Bununla birlikte, polimerler aktif olduğunda modelin nasıl değiştiği bilinmemektedir. Örneğin, rastgele kıvranan canlı solucan zincirlerinden oluştuklarında. “Aktif Yumuşak Madde” araştırma alanından gelen bu merkezi soru uzun zamandır cevapsız kalmıştır.

HHU, Darmstadt Teknik Üniversitesi ve Dresden Teknoloji Üniversitesi’nden araştırmacılar, Dresden’deki MAX PANCK Fizik Enstitüsü ile işbirliği içinde, şimdi bu dinamikleri büyük ölçekli bilgisayar simülasyonları yardımıyla ortaya çıkardılar. Yayınlamak Doğa İletişimi ölçeklendirme yasalarının temel olarak değiştiğini gösterebildiler: ilişkili üs, rastgele dışarıya başlatılan zincirlerin pasif durumuna kıyasla önemli ölçüde değişiyor.

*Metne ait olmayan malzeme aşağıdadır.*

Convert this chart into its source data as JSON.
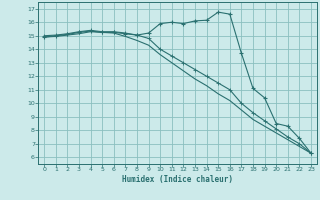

Bu süreçte, araştırmacılar sadece yeni üssü belirlemekle kalmadı, aynı zamanda yeni fenomenlerin sınıflandırılabileceği ve açıkça anlaşılabileceği yeni bir tüp modeli oluşturdular. Model ile, iç kavrama kuvvetleri, canlı bir sistemin kendisini dolaşmasına ve engellemesine neden olduğu için bu canlı polimer kütlesinin sertliğinin önemli ölçüde arttığını tespit ettiler.
Profesör Löwen’in denetimi altında doktorasını kazanan ve şimdi Trento’da araştırma yapan baş yazar Dr. Davide Breoni, “Bu kümeleri bilgisayar modelimizde çeşitli polimer boyutlarına hazırlamak özenli bir işti. Ancak, daha sonra çeşitli polimer uzunlukları için altta yatan ölçekleme yasalarını sayısal olarak çıkarabildik.”

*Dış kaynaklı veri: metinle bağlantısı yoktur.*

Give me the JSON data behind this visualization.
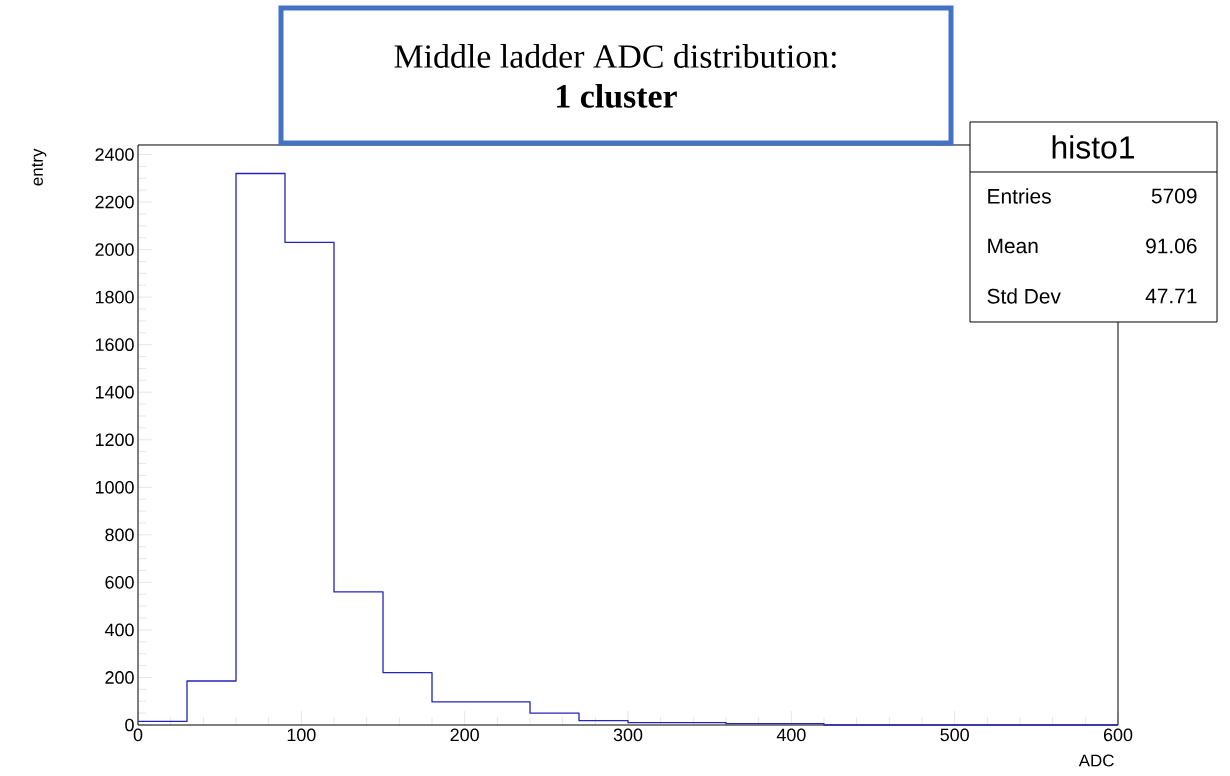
{
  "chart_data": {
    "type": "histogram",
    "title": "Middle ladder ADC distribution:",
    "subtitle": "1 cluster",
    "xlabel": "ADC",
    "ylabel": "entry",
    "bins": [
      0,
      30,
      60,
      90,
      120,
      150,
      180,
      210,
      240,
      270,
      300,
      330,
      360,
      390,
      420,
      450,
      480,
      510,
      540,
      570,
      600
    ],
    "values": [
      15,
      185,
      2320,
      2030,
      560,
      220,
      97,
      97,
      50,
      18,
      10,
      10,
      6,
      6,
      0,
      0,
      0,
      0,
      0,
      0
    ],
    "color": "#2424b8",
    "xlim": [
      0,
      600
    ],
    "xticks": [
      0,
      100,
      200,
      300,
      400,
      500,
      600
    ],
    "ylim": [
      0,
      2440
    ],
    "yticks": [
      0,
      200,
      400,
      600,
      800,
      1000,
      1200,
      1400,
      1600,
      1800,
      2000,
      2200,
      2400
    ],
    "annotations": [
      "histo1",
      "Entries",
      "5709",
      "Mean",
      "91.06",
      "Std Dev",
      "47.71"
    ]
  }
}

HHU’da doktora sonrası olarak çalışan ve şimdi Darmstadt’ta çalışan Dr. Suvendu Mandel, “Yeni yasalar polimer fiziğinde devrim yaratıyor. Canlı sistemlerin genel olarak dolaşması, sezgisel olarak arttırılmasının çok kolay olduğunu gösteriyorlar. Sezgisel olarak, aktif hareketlerinin kendilerini daha hızlı bir şekilde uydurmalarını sağladığını bekler.”
Profesör Löwen bu bulguların pratik bir faydasını gösteriyor: “Bir düğmenin itilmesinde, yani viskoelastik özelliklerini büyük ölçüde değiştirebilen yeni ‘akıllı malzemelerin’ geliştirilmesini sağlayabilirler.”